Well, no, she is still a giant chicken shit, but I can handle chicken shit dogs. Sarah was a chicken and now she's wonderful. The advantage was that since we weren't in the ridiculously loud and scary kennel area, dobie Roxy spent her time walking around outside and wagging her tail instead of cowering. She gallumphed around a bit like a young dog is wont to do and she came up and licked my hand. She sniffed Sarah and Sarah sniffed her and they had a very polite exchange. I could stoop down and pet a dog with each hand while they both smiled and wagged their tails. And my poor old dog could finally relax and lie down in the grass without constantly watching her back. Dobie Roxy was the dog for us. And it was no secret she didn't show too well in the kennel area given her skittish behavior in that hubbub. We went to the front desk to fill out what we thought would be one simple sheet of paperwork before we could take our stray home. But, unfortunately, it's not that simple.

Dobie Roxy had come in as a stray on the 20th. The family that brought her in said they couldn't afford her after having kept her for three weeks. If the family had kept her 30 days before bringing her in, she would have not been considered a stray any longer and it would have been a transfer of ownership versus possession. Since she was technically a stray still, the SPCA has to keep her for 7 days before allowing her to be adopted. That deadline would be up on Monday the 27th. We had to fill out a waiting list form for dobie Roxy to say that we wanted her and if her "owners" came for her they would contact us. But we still have to call on the 26th to say we still want her and haven't moved on to other options.

The next issue is she hasn't been spayed yet. They only do spayings on Mondays and Thursdays but they couldn't spay her yesterday (Thursday) because they aren't allowed to "alter" a dog in any way while it's still in the stray waiting period. There was debate as to if Monday was the cut off for her waiting or if Tuesday would be her release date, so they originally thought we would have to wait until the 30th to get her spayed and take her home. I've never bought anything in my life on layaway but apparently I'm going to get our next dog that way.

There are times when it pays to be persistent. I called again today to confirm the arrangements. The plan changed from calling on Sunday to confirm we want her to coming in on Sunday and paying for her. At that point they'll put her on the list to be spayed on Monday if there's still room. If not, they will want to keep her until Thursday when they can spay her.
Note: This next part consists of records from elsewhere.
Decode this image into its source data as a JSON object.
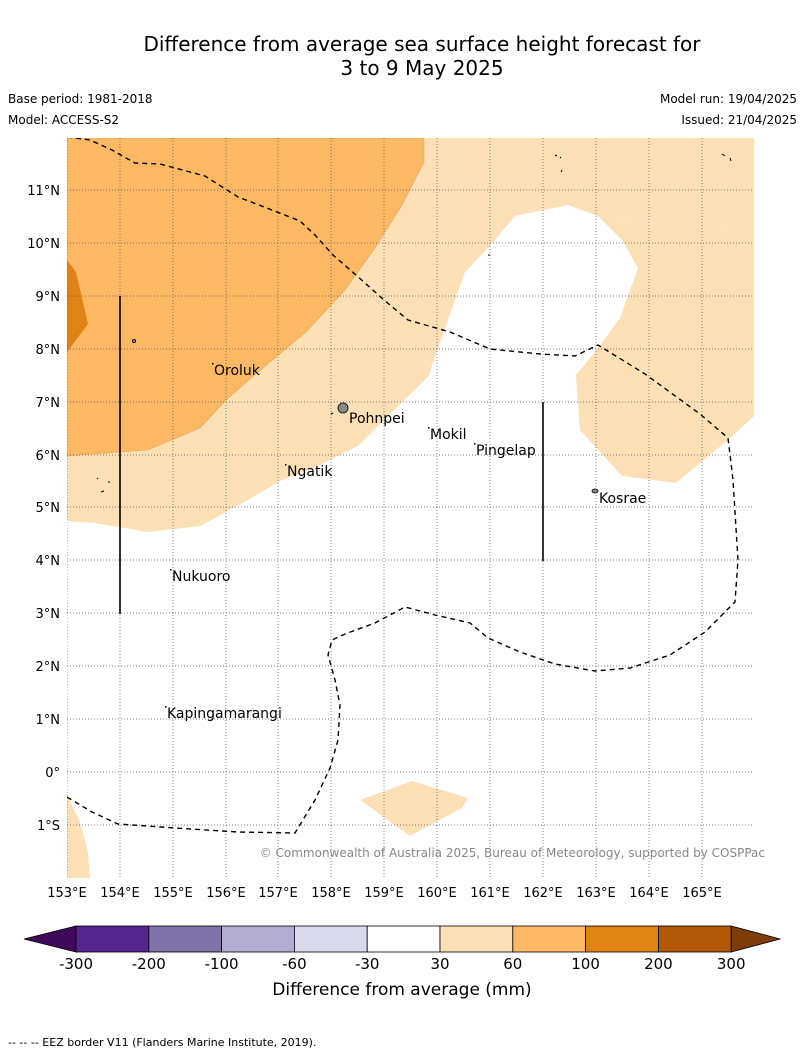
{
  "title": {
    "line1": "Difference from average sea surface height forecast for",
    "line2": "3 to 9 May 2025"
  },
  "meta": {
    "base_period": "Base period: 1981-2018",
    "model": "Model: ACCESS-S2",
    "model_run": "Model run: 19/04/2025",
    "issued": "Issued: 21/04/2025"
  },
  "map": {
    "lon_labels": [
      "153°E",
      "154°E",
      "155°E",
      "156°E",
      "157°E",
      "158°E",
      "159°E",
      "160°E",
      "161°E",
      "162°E",
      "163°E",
      "164°E",
      "165°E"
    ],
    "lat_labels": [
      "11°N",
      "10°N",
      "9°N",
      "8°N",
      "7°N",
      "6°N",
      "5°N",
      "4°N",
      "3°N",
      "2°N",
      "1°N",
      "0°",
      "1°S"
    ],
    "places": {
      "oroluk": "Oroluk",
      "pohnpei": "Pohnpei",
      "mokil": "Mokil",
      "pingelap": "Pingelap",
      "ngatik": "Ngatik",
      "kosrae": "Kosrae",
      "nukuoro": "Nukuoro",
      "kapingamarangi": "Kapingamarangi"
    },
    "copyright": "© Commonwealth of Australia 2025, Bureau of Meteorology, supported by COSPPac"
  },
  "colorbar": {
    "ticks": [
      "-300",
      "-200",
      "-100",
      "-60",
      "-30",
      "30",
      "60",
      "100",
      "200",
      "300"
    ],
    "label": "Difference from average (mm)",
    "colors": [
      "#3f0a5a",
      "#54278f",
      "#8073ac",
      "#b2abd2",
      "#d8daeb",
      "#ffffff",
      "#fee0b6",
      "#fdb863",
      "#e08214",
      "#b35806",
      "#7f3b08"
    ]
  },
  "footer": "--  --  -- EEZ border V11 (Flanders Marine Institute, 2019)."
}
We'll see if that story changes again since their kennels are very full right now and they have some dogs doubled up just to conserve space. If they receive a lot of dogs over the weekend they may be willing to let her come home with us just to free up a "bed" for another homeless dog. I'm not holding my breath on that, but we'll play it by ear.
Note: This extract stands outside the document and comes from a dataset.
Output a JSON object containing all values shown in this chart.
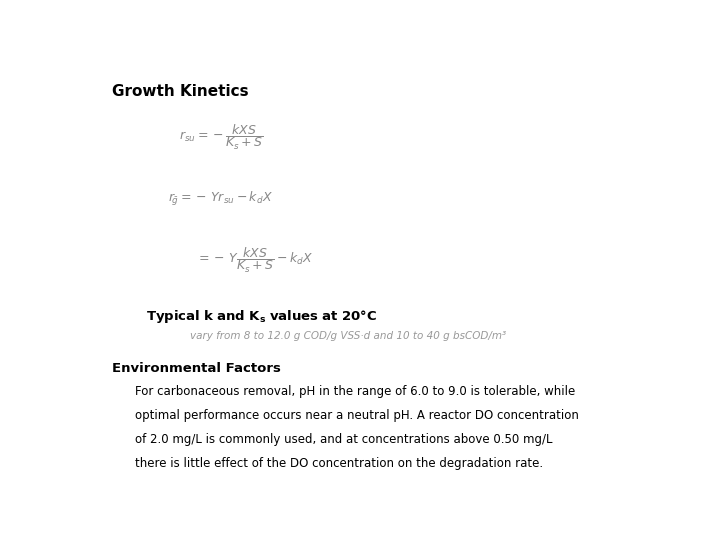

The good news is we have picked out a very sweet dog that gets along really well with Sarah and shows a lot of potential to be a fun loving pup. The family that brought her in said she was "under 1 year" old but that got translated in the paperwork to "1 year." Given the size of her paws and the remaining puppy fluff in her fur, I'd estimate she's around 9-10 months old. She's about 45 pounds now and will probably gain another 10 or so ... maybe 20 since she's pretty scrawny now. Remind me of this premonition when I discover six months from now we found the one doberman/great dane mix in all of Virginia Beach and she's nearly 100 pounds. But she'll be the sweetest pony in the neighborhood and all the kids will want to line up to ride her.

I'm willing to wait until Thursday to take her home if we have to, but would like to get her out of the Big House since it's stressing her out. She's a sensitive soul and too pretty to go to jail. Perhaps she will make parole by Monday. I know we're talking about a matter of days compared to the rest of her life, but looking for a dog at the pound is a tiring ordeal and I'll be happy when we're through with it. There are so many quality animals there that just need the right family to help them, hopefully we'll be happy with our decision. And for all of you who made it this far through my epic tale of dog survival, we'll be visiting her on Sunday and I'll be bringing my camera. I'll post a picture of her once we get home!